A Insegurança Jurídica na Sucessão de Governador no Rio
O estado do Rio de Janeiro atravessa um momento de grande instabilidade política, gerando incertezas jurídicas na escolha do novo governador que deverá concluir o mandato deixado em aberto por Cláudio Castro (PL). A renúncia de Castro, ocorrida na última segunda-feira, foi uma tentativa frustrada de escapar da inelegibilidade, uma vez que ele almejava uma cadeira no Senado. Contudo, essa manobra não teve sucesso; no dia seguinte, o Tribunal Superior Eleitoral (TSE) o declarou inelegível. Esse cenário caótico de manobras e questionamentos que se sucederam após sua renúncia agora demanda que o Supremo Tribunal Federal (STF) intervenha com urgência na turbulência política que assola o estado. A situação atual não traz benefícios ao Rio, tampouco ao Brasil.
Escolha Direta para Sucessão: Uma Necessidade Urgente
Além da confusão já existente, a situação ganhou contornos ainda mais complicados com a rápida eleição do deputado Douglas Ruas (PL) para presidir a Assembleia Legislativa do Rio (Alerj) na quinta-feira. Partidos de oposição não hesitaram em recorrer à Justiça para contestar esse ato, resultando na anulação da sessão. O regimento interno da Alerj exige que o presidente em exercício, Guilherme Delaroli (PL), convocasse a eleição para a presidência ao menos 48 horas após o cargo ter sido declarado vago pelo TSE. Porém, o processo foi apressado, e a eleição foi realizada em apenas duas horas, cumprindo apenas formalmente as sessões regimentais necessárias. Ruas, que é pré-candidato do PL ao governo nas eleições de outubro e claramente interessado em assumir a função, acabou concorrendo apenas contra si mesmo no pleito.
Implicações da Renúncia de Castro
Diante das regras de sucessão, com a saída de Castro, o vice-governador Thiago Pampolha deveria ter assumido o Palácio Guanabara. No entanto, desde maio, Pampolha ocupa uma vaga no Tribunal de Contas do Estado (TCE). Como Bacellar, que seria o próximo na linha sucessória, estava afastado por suspeitas de vazamento de informações, o presidente do Tribunal de Justiça do Rio, Ricardo Couto, assumiu interinamente. A responsabilidade agora recai sobre Couto, que deve convocar uma eleição indireta para um governador que ocupará o cargo até a próxima eleição.

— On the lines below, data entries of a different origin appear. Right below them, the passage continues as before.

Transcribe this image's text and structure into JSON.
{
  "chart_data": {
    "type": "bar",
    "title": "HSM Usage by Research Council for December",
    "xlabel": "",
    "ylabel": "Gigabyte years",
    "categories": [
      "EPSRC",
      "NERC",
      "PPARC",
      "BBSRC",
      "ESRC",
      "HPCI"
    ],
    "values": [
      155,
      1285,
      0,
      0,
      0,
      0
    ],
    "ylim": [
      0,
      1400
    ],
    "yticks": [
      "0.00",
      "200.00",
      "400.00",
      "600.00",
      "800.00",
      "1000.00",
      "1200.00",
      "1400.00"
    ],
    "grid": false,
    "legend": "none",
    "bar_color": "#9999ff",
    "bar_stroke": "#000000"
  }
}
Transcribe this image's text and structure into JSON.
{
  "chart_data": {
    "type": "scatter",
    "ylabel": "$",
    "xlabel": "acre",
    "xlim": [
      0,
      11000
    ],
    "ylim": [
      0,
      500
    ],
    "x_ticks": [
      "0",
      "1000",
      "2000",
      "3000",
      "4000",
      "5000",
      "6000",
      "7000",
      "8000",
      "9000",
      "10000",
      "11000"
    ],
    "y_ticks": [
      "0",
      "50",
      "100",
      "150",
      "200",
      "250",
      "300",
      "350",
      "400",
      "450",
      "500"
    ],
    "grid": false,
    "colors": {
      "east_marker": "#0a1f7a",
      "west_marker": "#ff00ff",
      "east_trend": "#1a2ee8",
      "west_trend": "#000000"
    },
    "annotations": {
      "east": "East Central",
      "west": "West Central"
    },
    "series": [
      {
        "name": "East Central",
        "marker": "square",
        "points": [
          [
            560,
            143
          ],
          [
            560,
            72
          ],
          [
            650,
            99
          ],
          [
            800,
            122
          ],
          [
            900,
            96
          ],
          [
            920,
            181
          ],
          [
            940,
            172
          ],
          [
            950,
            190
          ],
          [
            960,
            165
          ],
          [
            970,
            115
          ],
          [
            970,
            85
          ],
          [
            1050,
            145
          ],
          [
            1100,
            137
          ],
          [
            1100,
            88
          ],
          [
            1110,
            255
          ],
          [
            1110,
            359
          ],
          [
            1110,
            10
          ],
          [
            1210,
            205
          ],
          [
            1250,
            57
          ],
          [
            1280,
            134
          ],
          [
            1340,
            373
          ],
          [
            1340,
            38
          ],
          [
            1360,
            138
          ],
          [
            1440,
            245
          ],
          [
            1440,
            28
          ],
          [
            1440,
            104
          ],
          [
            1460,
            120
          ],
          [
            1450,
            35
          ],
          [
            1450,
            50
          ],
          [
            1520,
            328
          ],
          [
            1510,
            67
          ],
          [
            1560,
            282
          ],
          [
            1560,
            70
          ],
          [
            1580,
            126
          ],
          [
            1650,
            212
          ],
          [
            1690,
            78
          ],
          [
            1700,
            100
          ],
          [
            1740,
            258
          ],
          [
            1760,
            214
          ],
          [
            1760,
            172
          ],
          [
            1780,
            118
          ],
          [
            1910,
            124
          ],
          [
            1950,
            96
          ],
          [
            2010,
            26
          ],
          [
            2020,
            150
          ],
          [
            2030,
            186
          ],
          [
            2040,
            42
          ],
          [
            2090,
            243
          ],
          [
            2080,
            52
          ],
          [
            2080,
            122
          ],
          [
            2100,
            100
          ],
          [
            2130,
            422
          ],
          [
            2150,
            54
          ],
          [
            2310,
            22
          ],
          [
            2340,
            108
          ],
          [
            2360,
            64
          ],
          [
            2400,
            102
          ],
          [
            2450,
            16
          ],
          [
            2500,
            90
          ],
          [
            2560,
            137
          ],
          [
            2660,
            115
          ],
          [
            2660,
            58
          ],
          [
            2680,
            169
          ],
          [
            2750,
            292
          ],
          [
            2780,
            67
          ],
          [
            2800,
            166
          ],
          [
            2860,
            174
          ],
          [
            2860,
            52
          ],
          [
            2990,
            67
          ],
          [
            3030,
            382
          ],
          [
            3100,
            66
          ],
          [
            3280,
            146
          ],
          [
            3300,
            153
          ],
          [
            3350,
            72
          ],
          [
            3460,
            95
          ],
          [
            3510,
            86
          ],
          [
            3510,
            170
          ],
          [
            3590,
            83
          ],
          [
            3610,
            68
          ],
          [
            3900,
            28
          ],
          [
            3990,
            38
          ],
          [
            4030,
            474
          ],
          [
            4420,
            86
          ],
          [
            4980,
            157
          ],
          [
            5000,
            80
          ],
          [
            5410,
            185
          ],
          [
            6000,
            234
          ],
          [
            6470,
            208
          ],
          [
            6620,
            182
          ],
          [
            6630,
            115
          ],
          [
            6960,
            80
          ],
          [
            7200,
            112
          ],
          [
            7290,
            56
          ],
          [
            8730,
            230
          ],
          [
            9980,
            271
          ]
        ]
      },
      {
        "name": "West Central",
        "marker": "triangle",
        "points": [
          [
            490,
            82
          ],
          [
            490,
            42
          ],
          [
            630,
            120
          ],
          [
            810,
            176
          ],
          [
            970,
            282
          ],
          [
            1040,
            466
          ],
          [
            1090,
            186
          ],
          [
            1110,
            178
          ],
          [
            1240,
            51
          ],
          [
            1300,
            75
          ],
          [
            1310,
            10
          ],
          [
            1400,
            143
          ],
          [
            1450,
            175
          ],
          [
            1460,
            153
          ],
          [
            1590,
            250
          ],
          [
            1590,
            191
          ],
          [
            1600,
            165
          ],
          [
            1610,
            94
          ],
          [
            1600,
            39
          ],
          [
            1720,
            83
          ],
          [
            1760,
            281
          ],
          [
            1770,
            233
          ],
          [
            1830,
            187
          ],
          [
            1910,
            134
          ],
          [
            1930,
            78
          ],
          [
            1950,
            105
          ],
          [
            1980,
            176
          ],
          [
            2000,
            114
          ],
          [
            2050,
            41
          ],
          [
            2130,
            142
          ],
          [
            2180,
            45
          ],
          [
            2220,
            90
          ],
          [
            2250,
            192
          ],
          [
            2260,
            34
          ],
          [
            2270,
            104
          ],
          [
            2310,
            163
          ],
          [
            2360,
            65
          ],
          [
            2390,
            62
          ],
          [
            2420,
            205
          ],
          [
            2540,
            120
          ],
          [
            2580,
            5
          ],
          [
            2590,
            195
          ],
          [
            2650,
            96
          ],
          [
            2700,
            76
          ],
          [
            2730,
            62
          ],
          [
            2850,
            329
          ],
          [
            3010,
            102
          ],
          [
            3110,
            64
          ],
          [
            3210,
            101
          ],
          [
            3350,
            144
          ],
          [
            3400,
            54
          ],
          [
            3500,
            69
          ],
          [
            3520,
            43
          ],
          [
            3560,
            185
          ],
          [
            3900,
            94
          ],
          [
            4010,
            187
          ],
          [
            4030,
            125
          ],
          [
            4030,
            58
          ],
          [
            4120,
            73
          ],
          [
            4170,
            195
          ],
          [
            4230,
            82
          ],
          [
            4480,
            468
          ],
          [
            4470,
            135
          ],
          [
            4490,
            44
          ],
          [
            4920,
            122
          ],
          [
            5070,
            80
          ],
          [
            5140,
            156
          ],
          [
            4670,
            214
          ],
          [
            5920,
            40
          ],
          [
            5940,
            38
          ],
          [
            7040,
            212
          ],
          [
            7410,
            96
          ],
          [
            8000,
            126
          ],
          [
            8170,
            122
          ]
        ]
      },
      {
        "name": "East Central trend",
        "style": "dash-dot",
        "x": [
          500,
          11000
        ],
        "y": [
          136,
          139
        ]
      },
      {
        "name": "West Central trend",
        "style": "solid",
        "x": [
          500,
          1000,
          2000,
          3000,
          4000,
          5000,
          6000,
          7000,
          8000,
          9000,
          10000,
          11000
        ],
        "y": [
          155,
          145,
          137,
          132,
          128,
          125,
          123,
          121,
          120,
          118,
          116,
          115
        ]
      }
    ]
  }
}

Questões Jurídicas Emergentes na Alerj
Um dos principais questionamentos diz respeito à linha sucessória: o novo presidente da Alerj, qualquer que seja o eleito, terá a autoridade para assumir o governo em substituição a Couto e convocar a eleição indireta para o mandato de transição? E caso Ruas, que é candidato ao mesmo cargo, venha a ser eleito, como isso afetaria o processo? A Justiça do Rio já considerou que as manobras para a sua eleição foram ilegais, levantando mais incertezas.
Regulamentação das Eleições para o Mandato-Tampão
Outro aspecto controverso envolve as normas para a eleição do novo governador. Enquanto a Alerj aprovou uma lei que estabelece voto aberto, o ministro Luiz Fux, do STF, determinou que a votação deveria ser secreta. A Procuradoria-Geral da República manifestou-se a favor do voto aberto, mas no plenário virtual, a ministra Cármen Lúcia concordou com Fux sobre a necessidade de voto secreto, embora tenha divergido quanto ao prazo de desincompatibilização. O STF precisa urgentemente abordar as questões levantadas pela conturbada sucessão de Castro. Os mais de 17 milhões de cidadãos do Rio não podem ser feitos reféns de uma política tão superficial. É fundamental que o STF se posicione, assegurando que as regras sejam respeitadas e evitando atropelos que possam favorecer grupos políticos específicos. A integridade do processo eleitoral deve ser priorizada, garantindo um funcionamento adequado do estado até que os eleitores tenham a oportunidade de escolher seu novo governador em outubro.